Large language models (LLMs) have exhibited remarkable fluency across various tasks. However, their unethical applications, such as disseminating disinformation, have become a growing concern. Although recent works have proposed a number of LLM detection methods, their robustness and reliability remain unclear. In this paper, we present RAFT: a grammar error-free black-box attack against existing LLM detectors. In contrast to previous attacks for language models, our method exploits the transferability of LLM embeddings at the word-level while preserving the original text quality. We leverage an auxiliary embedding to greedily select candidate words to perturb against the target detector. Experiments reveal that our attack effectively compromises all detectors in the study across various domains by up to 99%, and are transferable across source models. Manual human evaluation studies show our attacks are realistic and indistinguishable from original human-written text. We also show that examples generated by RAFT can be used to train adversarially robust detectors. Our work shows that current LLM detectors are not adversarially robust, underscoring the urgent need for more resilient detection mechanisms.

Figures (7)

• Figure 1: RAFT can attack a sample text generated by GPT-3.5-turbo more effectively to subvert detection by DetectGPT than recent red teaming attack efforts shi2024red while preserving language fluency and semantic consistency. By enforcing grammatical consistency in the substituted words through POS correction, RAFT achieves significantly lower perplexity than attacks that do not enforce grammar. Qualitative evaluation also highlight RAFT's language fluency and semantic consistency with the original text. Red text represents substituted words with grammatical errors or semantic inconsistencies. Blue text represent error-free substitutions.
• Figure 2: Histograms show the distributions of different detection scores for human-written text, GPT-3.5-Turbo generated text, and RAFT-attacked GPT-3.5-Turbo text. The horizontal axis represents the raw output from the detector. The diagrams illustrate that our attack effectively shifts the distribution of generated data towards the negative region, fooling the detectors.

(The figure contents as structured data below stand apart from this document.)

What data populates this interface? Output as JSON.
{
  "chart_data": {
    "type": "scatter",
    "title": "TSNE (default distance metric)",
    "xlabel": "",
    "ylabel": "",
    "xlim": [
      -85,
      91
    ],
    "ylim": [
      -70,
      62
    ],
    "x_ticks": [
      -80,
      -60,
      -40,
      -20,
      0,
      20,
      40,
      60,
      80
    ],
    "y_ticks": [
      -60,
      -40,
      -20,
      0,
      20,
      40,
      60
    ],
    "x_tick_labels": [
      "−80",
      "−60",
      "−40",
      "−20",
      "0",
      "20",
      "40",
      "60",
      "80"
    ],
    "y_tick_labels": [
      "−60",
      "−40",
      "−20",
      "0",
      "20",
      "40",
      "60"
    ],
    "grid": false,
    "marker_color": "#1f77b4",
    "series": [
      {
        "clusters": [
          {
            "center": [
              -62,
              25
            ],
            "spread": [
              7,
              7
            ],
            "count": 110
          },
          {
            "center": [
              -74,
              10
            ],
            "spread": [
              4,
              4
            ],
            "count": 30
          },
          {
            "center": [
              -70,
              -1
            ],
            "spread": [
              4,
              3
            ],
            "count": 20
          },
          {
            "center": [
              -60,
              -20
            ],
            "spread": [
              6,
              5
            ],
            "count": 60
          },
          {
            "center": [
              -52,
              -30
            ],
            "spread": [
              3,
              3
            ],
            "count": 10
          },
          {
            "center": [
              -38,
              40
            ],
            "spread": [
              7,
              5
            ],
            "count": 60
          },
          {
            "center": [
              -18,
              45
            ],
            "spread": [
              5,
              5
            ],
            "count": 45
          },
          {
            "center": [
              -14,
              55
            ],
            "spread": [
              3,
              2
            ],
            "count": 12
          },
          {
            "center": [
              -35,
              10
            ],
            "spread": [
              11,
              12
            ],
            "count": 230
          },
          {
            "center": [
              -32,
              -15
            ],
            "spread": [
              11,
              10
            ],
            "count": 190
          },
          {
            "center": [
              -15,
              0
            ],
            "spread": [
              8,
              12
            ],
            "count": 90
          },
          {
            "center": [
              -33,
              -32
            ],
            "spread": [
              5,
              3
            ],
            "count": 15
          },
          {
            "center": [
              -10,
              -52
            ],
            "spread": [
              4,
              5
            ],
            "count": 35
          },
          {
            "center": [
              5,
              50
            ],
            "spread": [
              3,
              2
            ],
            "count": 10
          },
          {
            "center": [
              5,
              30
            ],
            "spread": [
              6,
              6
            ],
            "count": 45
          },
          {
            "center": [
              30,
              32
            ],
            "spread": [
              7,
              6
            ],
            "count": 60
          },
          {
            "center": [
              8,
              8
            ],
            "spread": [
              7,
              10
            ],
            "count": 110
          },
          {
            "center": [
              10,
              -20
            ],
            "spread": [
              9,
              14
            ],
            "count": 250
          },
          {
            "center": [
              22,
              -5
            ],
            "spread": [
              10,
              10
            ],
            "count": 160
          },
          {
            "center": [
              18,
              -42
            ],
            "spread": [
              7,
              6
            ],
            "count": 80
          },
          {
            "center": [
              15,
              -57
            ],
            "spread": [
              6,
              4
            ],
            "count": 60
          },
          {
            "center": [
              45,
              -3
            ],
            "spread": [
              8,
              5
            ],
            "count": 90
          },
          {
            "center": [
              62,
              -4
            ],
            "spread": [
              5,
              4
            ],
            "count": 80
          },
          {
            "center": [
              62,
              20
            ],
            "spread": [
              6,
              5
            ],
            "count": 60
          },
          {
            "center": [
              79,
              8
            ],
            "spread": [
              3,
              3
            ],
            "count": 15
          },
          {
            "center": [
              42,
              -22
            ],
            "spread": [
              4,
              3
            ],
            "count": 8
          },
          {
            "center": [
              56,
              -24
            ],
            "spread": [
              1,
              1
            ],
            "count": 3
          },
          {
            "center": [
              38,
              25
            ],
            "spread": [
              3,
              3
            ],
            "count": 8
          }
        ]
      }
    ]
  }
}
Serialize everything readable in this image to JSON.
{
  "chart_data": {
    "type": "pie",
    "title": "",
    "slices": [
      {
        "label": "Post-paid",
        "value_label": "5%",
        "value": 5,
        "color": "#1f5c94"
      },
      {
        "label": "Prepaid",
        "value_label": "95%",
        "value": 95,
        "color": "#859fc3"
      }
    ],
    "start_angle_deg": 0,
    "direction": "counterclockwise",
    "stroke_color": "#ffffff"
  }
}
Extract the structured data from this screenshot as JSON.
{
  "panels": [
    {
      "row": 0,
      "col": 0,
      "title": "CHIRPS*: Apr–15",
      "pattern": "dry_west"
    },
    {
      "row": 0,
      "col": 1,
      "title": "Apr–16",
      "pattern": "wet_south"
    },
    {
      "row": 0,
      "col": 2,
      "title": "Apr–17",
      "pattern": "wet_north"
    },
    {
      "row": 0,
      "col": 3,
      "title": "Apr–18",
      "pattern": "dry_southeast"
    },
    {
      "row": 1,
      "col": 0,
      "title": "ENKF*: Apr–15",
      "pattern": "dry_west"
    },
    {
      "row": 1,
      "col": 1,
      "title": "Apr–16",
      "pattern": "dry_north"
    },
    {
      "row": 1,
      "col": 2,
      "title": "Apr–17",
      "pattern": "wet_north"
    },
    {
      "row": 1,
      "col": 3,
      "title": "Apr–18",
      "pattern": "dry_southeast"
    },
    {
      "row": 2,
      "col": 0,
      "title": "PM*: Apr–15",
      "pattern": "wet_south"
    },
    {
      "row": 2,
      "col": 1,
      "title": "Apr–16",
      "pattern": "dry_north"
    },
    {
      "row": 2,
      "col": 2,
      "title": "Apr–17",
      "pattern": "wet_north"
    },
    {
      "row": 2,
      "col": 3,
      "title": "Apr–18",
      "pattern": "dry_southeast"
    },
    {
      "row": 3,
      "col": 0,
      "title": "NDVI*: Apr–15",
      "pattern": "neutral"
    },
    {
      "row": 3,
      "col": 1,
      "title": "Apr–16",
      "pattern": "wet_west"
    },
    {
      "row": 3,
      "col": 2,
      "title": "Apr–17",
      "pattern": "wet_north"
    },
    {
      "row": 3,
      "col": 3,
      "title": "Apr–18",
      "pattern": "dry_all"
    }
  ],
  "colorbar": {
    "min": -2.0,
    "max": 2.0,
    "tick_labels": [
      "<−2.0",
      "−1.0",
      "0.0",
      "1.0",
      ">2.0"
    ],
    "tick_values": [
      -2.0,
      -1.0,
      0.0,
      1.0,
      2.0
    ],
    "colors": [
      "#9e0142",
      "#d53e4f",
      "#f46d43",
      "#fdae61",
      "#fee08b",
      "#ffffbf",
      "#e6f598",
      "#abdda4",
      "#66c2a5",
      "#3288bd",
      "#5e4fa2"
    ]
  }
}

• Figure 3: Generated texts from LLMs and their respective attacks using shi2024red's query-based word substitution attack and RAFT (ours) using the RoBERTa-large proxy scoring model, evaluated against Log Rank, Ghostbuster, and Fast-DetectGPT detectors. RAFT demonstrates the greatest reduction in detection likelihood while maintaining grammatical correctness and semantic consistency with the original text. Red text represents substituted words with grammatical errors or semantic inconsistencies. Blue text represent error-free substitutions.
• Figure 4: Study on the impact of different mask percentages. We use OPT-2.7B and RoBERTa-large as proxy scoring models to attack Log Rank and Fast-DetectGPT detectors on the XSum dataset at 1%, 5%, 10%, 15%, and 20% masking rates while measuring detection performance and text quality in terms of AUROC and perplexity. The AUROC approaches 0 at around 10% with a moderate increase in perplexity. Masking percentages beyond 15% degrade text quality across both detectors.
• Figure 5: Comparison on the effects of POS tagging. On the left is unmodified text generated by GPT3.5-turbo; in the middle is RAFT attacked text but without POS consistency constraints; and on the right is RAFT attacked text with POS consistency. This example illustrates that POS tagging significantly enhances text quality both qualitatively and quantitatively as measured by perplexity, without compromising detection performance.